I started writing plays after 9/11 and I realized my tendency was to write really political plays and I’ve kept tackling political issues trying to make them dramatic without making them propaganda or agitprop. The subject matter of my plays is political, but I know political theatre has resistance from the audience and critics. When I write plays I’m mindful of those sensitivities, I want people to see the plays. The other thing is, this play was originally a reflection of the issues I was having with my partner, and when we workshopped it, the actors’ input became part of the characters. We talked about love and our thoughts on marriage; that nuance is now reflected in the characters. The play is about a relationship, so whether you’re straight or gay, black or white, these are conversations you might know.
The play made me think of Who’s Afraid of Virginia Woolf? and considering you’re a founding member of The Sol Project, which seeks to create a new canon of plays by Latinx writers, I wonder if at any moment you thought about Buck and Sam years in the future being archetypes in the same way George and Martha from Woolf are?
We talked about this a lot in the room. I think my work has always come from a very personal source, but as an artist of color there’s always been an inherent responsibility to give voice and to shed light on experiences that are not represented onstage. Even in the narrative of gay stories being produced in theaters, the white gay male experience is predominant, so in this play I wanted to be very conscious of how gay and racial discourses need to intersect. The Asian identity has always been at the center of my work, so when I was invited to be part of The Sol Project it was the first time I was asked to join a Latinx space; I identify as Latino because I’m from Santiago, Chile, but because of my Asian face I wasn’t invited to these other spaces in New York. People of color are always pitted against each other, made to fight for that “other” slot. The play has also allowed me to come into African American spaces, because the plays delves so deeply into race-related issues, and when you add ballet into the conversation, it opens up yet another space, because bodies of color are rarely represented in this type of art form.
You started writing the play before the 2016 election, did writing it make you feel like you’d be able to exorcise your demons by putting them on the page, would “the worst” not happen if you wrote about it?
I don’t think many of us could anticipate what would happen, but even as we developed the piece in the Obama years, the fact that we were addressing issues of race made me feel like we were critiquing the idea that we lived in a post-racial world.
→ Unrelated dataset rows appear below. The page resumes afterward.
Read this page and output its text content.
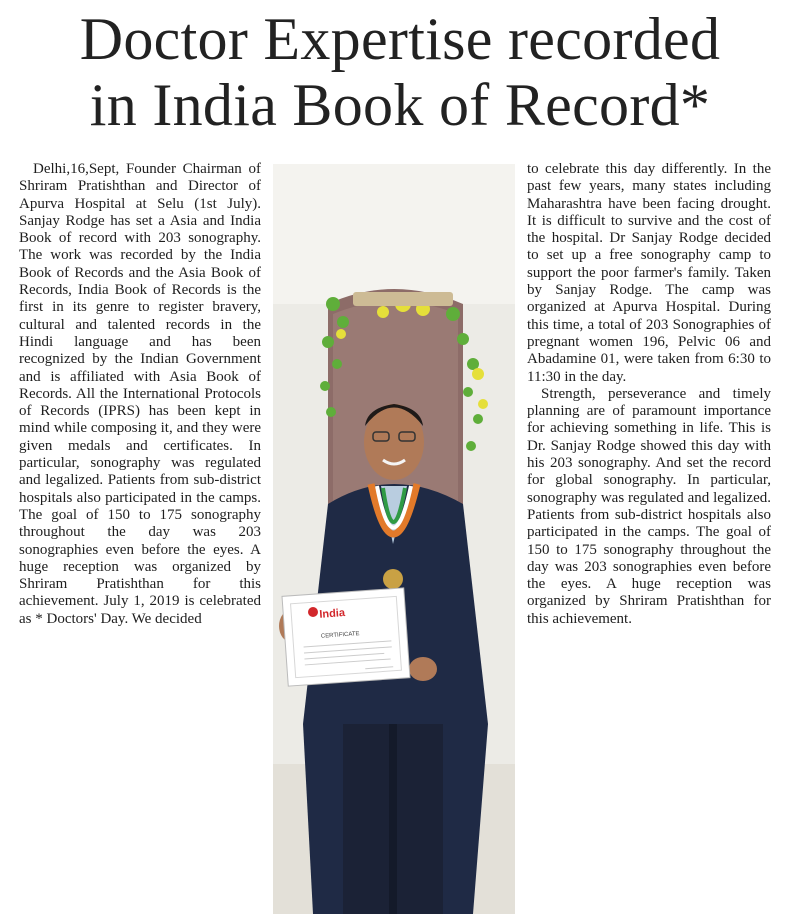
Doctor Expertise recorded
in India Book of Record*

Delhi,16,Sept, Founder Chairman of Shriram Pratishthan and Director of Apurva Hospital at Selu (1st July). Sanjay Rodge has set a Asia and India Book of record with 203 sonography. The work was recorded by the India Book of Records and the Asia Book of Records, India Book of Records is the first in its genre to register bravery, cultural and talented records in the Hindi language and has been recognized by the Indian Government and is affiliated with Asia Book of Records. All the International Protocols of Records (IPRS) has been kept in mind while composing it, and they were given medals and certificates. In particular, sonography was regulated and legalized. Patients from sub-district hospitals also participated in the camps. The goal of 150 to 175 sonography throughout the day was 203 sonographies even before the eyes. A huge reception was organized by Shriram Pratishthan for this achievement. July 1, 2019 is celebrated as * Doctors' Day. We decided	India
CERTIFICATE

to celebrate this day differently. In the past few years, many states including Maharashtra have been facing drought. It is difficult to survive and the cost of the hospital. Dr Sanjay Rodge decided to set up a free sonography camp to support the poor farmer's family. Taken by Sanjay Rodge. The camp was organized at Apurva Hospital. During this time, a total of 203 Sonographies of pregnant women 196, Pelvic 06 and Abadamine 01, were taken from 6:30 to 11:30 in the day.

Strength, perseverance and timely planning are of paramount importance for achieving something in life. This is Dr. Sanjay Rodge showed this day with his 203 sonography. And set the record for global sonography. In particular, sonography was regulated and legalized. Patients from sub-district hospitals also participated in the camps. The goal of 150 to 175 sonography throughout the day was 203 sonographies even before the eyes. A huge reception was organized by Shriram Pratishthan for this achievement.
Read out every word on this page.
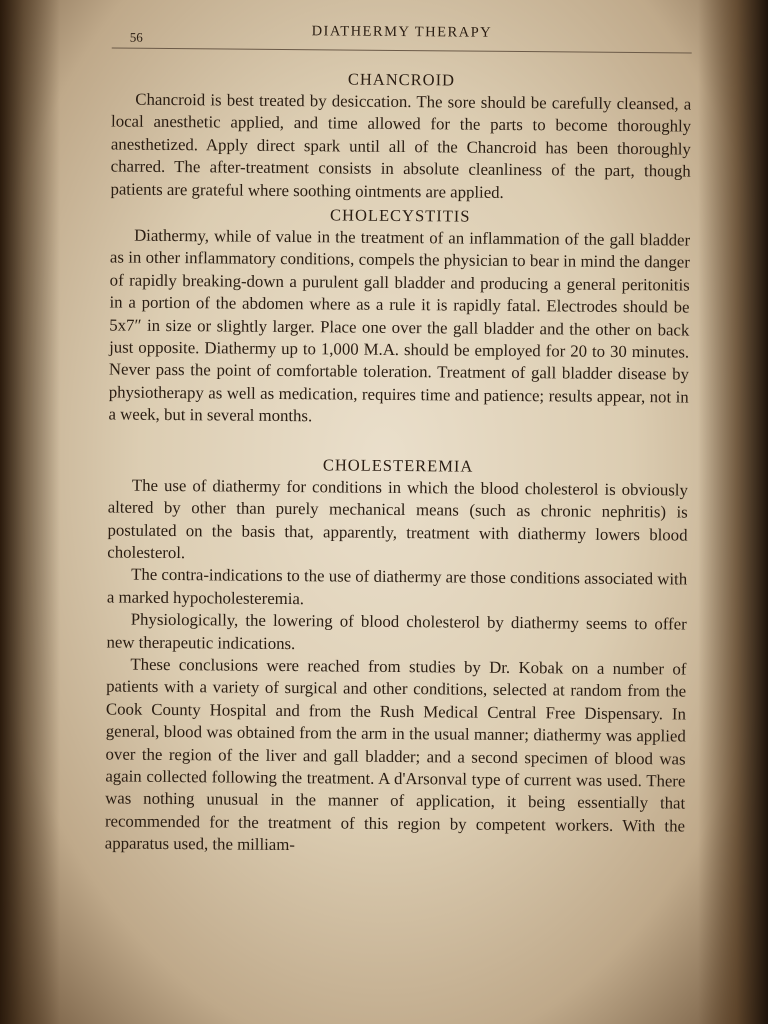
56	DIATHERMY THERAPY
CHANCROID

Chancroid is best treated by desiccation. The sore should be carefully cleansed, a local anesthetic applied, and time allowed for the parts to become thoroughly anesthetized. Apply direct spark until all of the Chancroid has been thoroughly charred. The after-treatment consists in absolute cleanliness of the part, though patients are grateful where soothing ointments are applied.

CHOLECYSTITIS

Diathermy, while of value in the treatment of an inflammation of the gall bladder as in other inflammatory conditions, compels the physician to bear in mind the danger of rapidly breaking-down a purulent gall bladder and producing a general peritonitis in a portion of the abdomen where as a rule it is rapidly fatal. Electrodes should be 5x7″ in size or slightly larger. Place one over the gall bladder and the other on back just opposite. Diathermy up to 1,000 M.A. should be employed for 20 to 30 minutes. Never pass the point of comfortable toleration. Treatment of gall bladder disease by physiotherapy as well as medication, requires time and patience; results appear, not in a week, but in several months.

CHOLESTEREMIA

The use of diathermy for conditions in which the blood cholesterol is obviously altered by other than purely mechanical means (such as chronic nephritis) is postulated on the basis that, apparently, treatment with diathermy lowers blood cholesterol.

The contra-indications to the use of diathermy are those conditions associated with a marked hypocholesteremia.

Physiologically, the lowering of blood cholesterol by diathermy seems to offer new therapeutic indications.

These conclusions were reached from studies by Dr. Kobak on a number of patients with a variety of surgical and other conditions, selected at random from the Cook County Hospital and from the Rush Medical Central Free Dispensary. In general, blood was obtained from the arm in the usual manner; diathermy was applied over the region of the liver and gall bladder; and a second specimen of blood was again collected following the treatment. A d'Arsonval type of current was used. There was nothing unusual in the manner of application, it being essentially that recommended for the treatment of this region by competent workers. With the apparatus used, the milliam-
When Black Lives Matter began, the Asian American community in particular, had to confront how racism exists within our own community. Writing the play, it felt myopic to celebrate marriage equality when all these tragedies were happening all over the country. In PILLOWTALK, we’re challenging the notion that democracy works if it only works for certain people.
As a playwright of color what do you think is lost when only white critics review your work?
As empowering as it is for us to be artists of color telling the stories of queer people of color, in reality even we as people of color have internalized white supremacy, white standards of beauty, or European centric ways of artmaking. Premiering this story, we are exposing ourselves to whiter audience. In the set design by Marie Yokoyama, we purposefully set the play within white frames. I see these frames as the frames of the male white gaze, the gay white gaze, and the gaze of white supremacy. I’m cognizant that we are still being viewed from this lens. We’re making this very visible to at least acknowledge that these systems of oppression aren’t abstract, they’re tangible and they’re present in the room with us. It’s about negotiating our relationship within that space.